The counter-counterfeit program employing the CD-3 will leverage an existing network of organizations engaged in this work. FDA is partnering with the U.S. Agency for International Development (USAID) and the Presidential Malaria Initiative, which funds overseas drug surveillance systems carried out by the non-profit United States Pharmacopeia (USP).
The initial deployment of the CD-3 in Ghana will take place at five surveillance sites in provincial towns, with funding provided by the Skoll Global Threats Fund.
FDA is providing the tools and the necessary training; technical help will be provided by the Centers for Disease Control and Prevention and the National Institutes of Health.
Samples of drugs to be tested will be obtained from hospitals, clinics and both public and private pharmacies. Suspect products will be retested at a quality control laboratory and provided to Ghanaian authorities for enforcement action.
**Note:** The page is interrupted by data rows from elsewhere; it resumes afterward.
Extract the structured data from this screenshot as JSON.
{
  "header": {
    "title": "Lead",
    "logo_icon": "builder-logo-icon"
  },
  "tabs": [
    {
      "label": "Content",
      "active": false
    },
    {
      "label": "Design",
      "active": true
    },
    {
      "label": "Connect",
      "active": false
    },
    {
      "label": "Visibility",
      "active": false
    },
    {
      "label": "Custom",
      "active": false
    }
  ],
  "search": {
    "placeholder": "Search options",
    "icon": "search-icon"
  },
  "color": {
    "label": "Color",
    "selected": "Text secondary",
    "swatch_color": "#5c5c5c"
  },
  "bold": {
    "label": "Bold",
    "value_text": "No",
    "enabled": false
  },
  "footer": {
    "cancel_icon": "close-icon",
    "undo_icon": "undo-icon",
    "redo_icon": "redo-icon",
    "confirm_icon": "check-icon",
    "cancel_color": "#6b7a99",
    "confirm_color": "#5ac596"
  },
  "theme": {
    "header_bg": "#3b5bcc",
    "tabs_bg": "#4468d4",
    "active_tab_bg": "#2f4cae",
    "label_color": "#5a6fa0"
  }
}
Ghana was chosen as the initial deployment site because of location—more than 90 percent of malaria deaths occur in Africa—and because it offers a stable government and is a pharmaceutical manufacturing center in sub-Saharan Africa.
Additionally, partners USAID, PMI and USP are already established there and have existing relationships with national regulatory authorities.
"By combining the resources of governments, non-profits and private enterprise, this project serves as a model for attacking huge problems with severe consequences," says Hamburg. "FDA is honored to be a part of it."